Building Family Traditions
August 30, 2018
I have many family traditions I started with my kids, and I’m hoping some will last the test of time for generations to come. Life just goes too fast, and these are still special memories.
Making Wishes
We take walks and make a “wish” on a gate, a tree, or some object that signifies the end of our walk. Silly, but all my kids know I do this and they will do it too. How can another wish or two hurt?
Family Time
When kids are young introduce the words “Family Time.” Make that mean it’s a time we sit down (or do something) as a family, with only our family. Take walks, read a book, play a game, watch a movie, sing around a piano, go to church, take a special trip, or cook a family dinner. By building these words into their vocabulary, it also builds the special concept of family as a unit when the kids are very young. Keep this concept going throughout your lives. Don’t overuse it, or use it as an excuse to keep your older kids from doing something fun with others; always allow it to be powerful and special.
We would spend every Christmas with my parents at our farm in Florida. For a solid week we never left our farm; we just stayed there doing fun things with each other. Then we would drive to spend time with my in-laws. These vacations were “double perfect” in my mind. Time spent with your children when they are little is so crucial, but it’s even more important when they are teenagers. We swam, read, played tennis, looked at the new baby foals, ate all meals together, watched movies, played games; we were just a family without all the outside interruptions. And it was pretty special to vacation every year with each set of grandparents. Also incredibly special were the trips my kids took with my parents, where they learned to fish, play poker, love horse racing, value nature, and enjoy almost any sporting event. Most of all, they saw in action the amount of work that followed my family everywhere. Work hard, play hard—but understand that people are counting on you and you need to be connected even on vacation. Once again, living our core value of working hard
Vegetable Garden
Plant a vegetable garden with your kids. Tomatoes and peppers grow pretty easily if planted in a place with lots of sunlight—whether in pots on a balcony or a little plot in your garden. I did this with my kids and it warmed my heart to see my daughter doing it with her daughters as well.
Tribute at Birthdays
As the kids get older, introduce a speech about your child at his or her birthday dinner. Focus on all the fun stuff you love about them and the funny memories from the last year. Have the other kids contribute. Take a little time and make it important. It will be a memory that lasts a lifetime. My father has given a Thanksgiving toast for every year of our lives. It’s always something special.
Good Will
When my kids were a little older, at least once a year we would clean out their rooms and closets. They would spend a couple of hours with me choosing what they would give away; the goal was to donate 20 percent of their stuff. It helped to teach them that other people need clothes, toys, and sports equipment. They learned from early ages to share, and as they got older, they would come to me when they heard someone’s house had burned down or a family needed help because the parents had lost their jobs. It was a great way to help build compassionate kids.
Pitching In
At Christmas, we would hold an all-company event for the children of all our employees at an indoor amusement park. We gave away gifts at various carnival stations and, of course, Santa would come. It was heartwarming to see our whole workforce with their kids. My children were guests until they were twelve and then every year they were recruited to work. It was great to see them helping all the little ones and being a part of our “family business.” They did this for years. I am convinced that all this exposure to our workforce was a great factor in building their own work ethic.
A Few More Ideas
Here are some additional ideas for mom, dad, or grandparents to consider to build traditions through the years:
- From my friend Marty Whealy: give ten cards for a tenth birthday.

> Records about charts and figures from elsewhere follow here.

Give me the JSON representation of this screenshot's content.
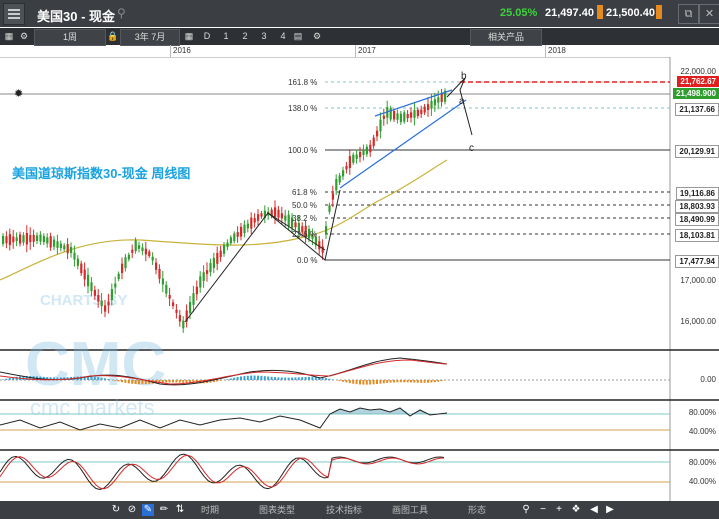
{
  "header": {
    "title": "美国30 - 现金",
    "change_pct": "25.05%",
    "bid": "21,497.40",
    "ask": "21,500.40"
  },
  "toolbar": {
    "interval": "1周",
    "range": "3年 7月",
    "drawing_items": [
      "D",
      "1",
      "2",
      "3",
      "4"
    ],
    "related": "相关产品"
  },
  "timeline": {
    "years": [
      "2016",
      "2017",
      "2018"
    ]
  },
  "chart": {
    "watermark_title": "美国道琼斯指数30-现金 周线图",
    "watermark_brand": "CHARTS BY",
    "watermark_logo": "CMC",
    "watermark_sub": "cmc markets",
    "fib_labels": [
      "161.8 %",
      "138.0 %",
      "100.0 %",
      "61.8 %",
      "50.0 %",
      "38.2 %",
      "23.6 %",
      "0.0 %"
    ],
    "wave_labels": {
      "b": "b",
      "a": "a",
      "c": "c"
    },
    "price_axis": {
      "top": "22,000.00",
      "red_tag": "21,762.67",
      "green_tag": "21,498.900",
      "levels": [
        "21,137.66",
        "20,129.91",
        "19,116.86",
        "18,803.93",
        "18,490.99",
        "18,103.81",
        "17,477.94",
        "17,000.00",
        "16,000.00"
      ]
    },
    "macd_axis": "0.00",
    "rsi_axis": [
      "80.00%",
      "40.00%"
    ],
    "stoch_axis": [
      "80.00%",
      "40.00%"
    ],
    "colors": {
      "up": "#2f9e2f",
      "down": "#d42a2a",
      "ma": "#c8b23a",
      "fib": "#555555",
      "channel": "#2a6fd6"
    }
  },
  "bottom": {
    "menus": [
      "时期",
      "图表类型",
      "技术指标",
      "画图工具",
      "形态"
    ]
  }
}
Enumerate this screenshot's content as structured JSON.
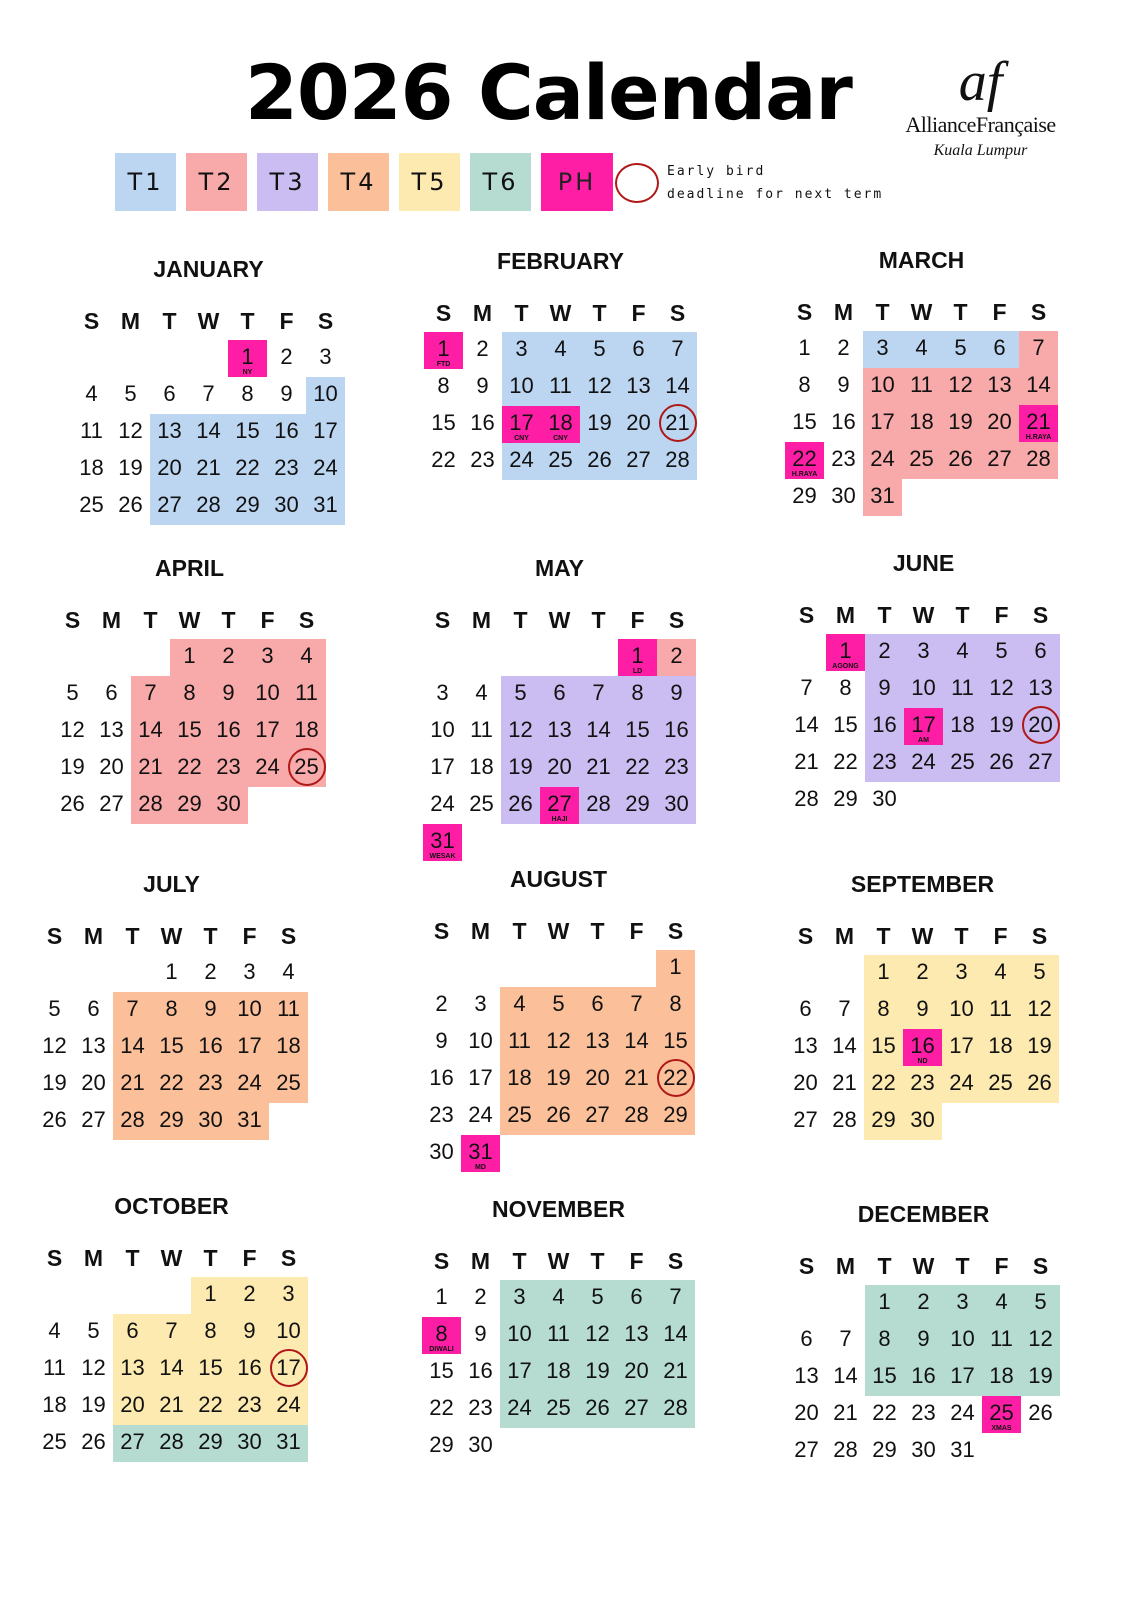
{
  "title": "2026 Calendar",
  "logo": {
    "mark": "af",
    "name": "AllianceFrançaise",
    "city": "Kuala Lumpur"
  },
  "colors": {
    "T1": "#bcd6f1",
    "T2": "#f8aaaa",
    "T3": "#cbbdf1",
    "T4": "#fbc09a",
    "T5": "#fdeab0",
    "T6": "#b6dbd0",
    "PH": "#fe1ea6",
    "circle": "#b01818"
  },
  "legend": {
    "items": [
      {
        "key": "T1",
        "label": "T1"
      },
      {
        "key": "T2",
        "label": "T2"
      },
      {
        "key": "T3",
        "label": "T3"
      },
      {
        "key": "T4",
        "label": "T4"
      },
      {
        "key": "T5",
        "label": "T5"
      },
      {
        "key": "T6",
        "label": "T6"
      },
      {
        "key": "PH",
        "label": "PH"
      }
    ],
    "early_bird_line1": "Early bird",
    "early_bird_line2": "deadline for next term"
  },
  "weekdays": [
    "S",
    "M",
    "T",
    "W",
    "T",
    "F",
    "S"
  ],
  "months": [
    {
      "name": "JANUARY",
      "first_weekday": 4,
      "days": 31,
      "terms": {
        "T1": [
          10,
          13,
          14,
          15,
          16,
          17,
          20,
          21,
          22,
          23,
          24,
          27,
          28,
          29,
          30,
          31
        ]
      },
      "holidays": [
        {
          "day": 1,
          "label": "NY"
        }
      ],
      "circled": []
    },
    {
      "name": "FEBRUARY",
      "first_weekday": 0,
      "days": 28,
      "terms": {
        "T1": [
          3,
          4,
          5,
          6,
          7,
          10,
          11,
          12,
          13,
          14,
          19,
          20,
          21,
          24,
          25,
          26,
          27,
          28
        ]
      },
      "holidays": [
        {
          "day": 1,
          "label": "FTD"
        },
        {
          "day": 17,
          "label": "CNY"
        },
        {
          "day": 18,
          "label": "CNY"
        }
      ],
      "circled": [
        21
      ]
    },
    {
      "name": "MARCH",
      "first_weekday": 0,
      "days": 31,
      "terms": {
        "T1": [
          3,
          4,
          5,
          6
        ],
        "T2": [
          7,
          10,
          11,
          12,
          13,
          14,
          17,
          18,
          19,
          20,
          24,
          25,
          26,
          27,
          28,
          31
        ]
      },
      "holidays": [
        {
          "day": 21,
          "label": "H.RAYA"
        },
        {
          "day": 22,
          "label": "H.RAYA"
        }
      ],
      "circled": []
    },
    {
      "name": "APRIL",
      "first_weekday": 3,
      "days": 30,
      "terms": {
        "T2": [
          1,
          2,
          3,
          4,
          7,
          8,
          9,
          10,
          11,
          14,
          15,
          16,
          17,
          18,
          21,
          22,
          23,
          24,
          25,
          28,
          29,
          30
        ]
      },
      "holidays": [],
      "circled": [
        25
      ]
    },
    {
      "name": "MAY",
      "first_weekday": 5,
      "days": 31,
      "terms": {
        "T2": [
          2
        ],
        "T3": [
          5,
          6,
          7,
          8,
          9,
          12,
          13,
          14,
          15,
          16,
          19,
          20,
          21,
          22,
          23,
          26,
          28,
          29,
          30
        ]
      },
      "holidays": [
        {
          "day": 1,
          "label": "LD"
        },
        {
          "day": 27,
          "label": "HAJI"
        },
        {
          "day": 31,
          "label": "WESAK"
        }
      ],
      "circled": []
    },
    {
      "name": "JUNE",
      "first_weekday": 1,
      "days": 30,
      "terms": {
        "T3": [
          2,
          3,
          4,
          5,
          6,
          9,
          10,
          11,
          12,
          13,
          16,
          18,
          19,
          20,
          23,
          24,
          25,
          26,
          27
        ]
      },
      "holidays": [
        {
          "day": 1,
          "label": "AGONG"
        },
        {
          "day": 17,
          "label": "AM"
        }
      ],
      "circled": [
        20
      ]
    },
    {
      "name": "JULY",
      "first_weekday": 3,
      "days": 31,
      "terms": {
        "T4": [
          7,
          8,
          9,
          10,
          11,
          14,
          15,
          16,
          17,
          18,
          21,
          22,
          23,
          24,
          25,
          28,
          29,
          30,
          31
        ]
      },
      "holidays": [],
      "circled": []
    },
    {
      "name": "AUGUST",
      "first_weekday": 6,
      "days": 31,
      "terms": {
        "T4": [
          1,
          4,
          5,
          6,
          7,
          8,
          11,
          12,
          13,
          14,
          15,
          18,
          19,
          20,
          21,
          22,
          25,
          26,
          27,
          28,
          29
        ]
      },
      "holidays": [
        {
          "day": 31,
          "label": "MD"
        }
      ],
      "circled": [
        22
      ]
    },
    {
      "name": "SEPTEMBER",
      "first_weekday": 2,
      "days": 30,
      "terms": {
        "T5": [
          1,
          2,
          3,
          4,
          5,
          8,
          9,
          10,
          11,
          12,
          15,
          17,
          18,
          19,
          22,
          23,
          24,
          25,
          26,
          29,
          30
        ]
      },
      "holidays": [
        {
          "day": 16,
          "label": "ND"
        }
      ],
      "circled": []
    },
    {
      "name": "OCTOBER",
      "first_weekday": 4,
      "days": 31,
      "terms": {
        "T5": [
          1,
          2,
          3,
          6,
          7,
          8,
          9,
          10,
          13,
          14,
          15,
          16,
          17,
          20,
          21,
          22,
          23,
          24
        ],
        "T6": [
          27,
          28,
          29,
          30,
          31
        ]
      },
      "holidays": [],
      "circled": [
        17
      ]
    },
    {
      "name": "NOVEMBER",
      "first_weekday": 0,
      "days": 30,
      "terms": {
        "T6": [
          3,
          4,
          5,
          6,
          7,
          10,
          11,
          12,
          13,
          14,
          17,
          18,
          19,
          20,
          21,
          24,
          25,
          26,
          27,
          28
        ]
      },
      "holidays": [
        {
          "day": 8,
          "label": "DIWALI"
        }
      ],
      "circled": []
    },
    {
      "name": "DECEMBER",
      "first_weekday": 2,
      "days": 31,
      "terms": {
        "T6": [
          1,
          2,
          3,
          4,
          5,
          8,
          9,
          10,
          11,
          12,
          15,
          16,
          17,
          18,
          19
        ]
      },
      "holidays": [
        {
          "day": 25,
          "label": "XMAS"
        }
      ],
      "circled": []
    }
  ]
}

- Pick up a shell each time you go to the beach with your kids and display them in a glass bowl.
- A week before Christmas, buy seven books for your children. Unwrap one each night as you count down to Christmas.
- If you own a house, plant a tree on your property for each birth.
- Do something special for a twenty-first birthday.
- Pick apples every fall. Go to pumpkin farms at Halloween. Visit the best windows in town at Christmas and spend the night in the city. We would repeat certain things every year, and we created wonderful traditions with our kids.
- Hang bird feeders in your garden and see nature come alive.
- Take walks in every season. My children used to make fun of me always exclaiming about the autumn colors. Not anymore. They too love sunsets, the leaves changing, snow falling, and flowers blooming. Share your passions. This love of nature became part of their core.
- Take a weekend away with your child and their friends. I am positive I got to know my children so much better when I spent chunks of time with their friends. The big lesson: no matter what you choose to do, do it together.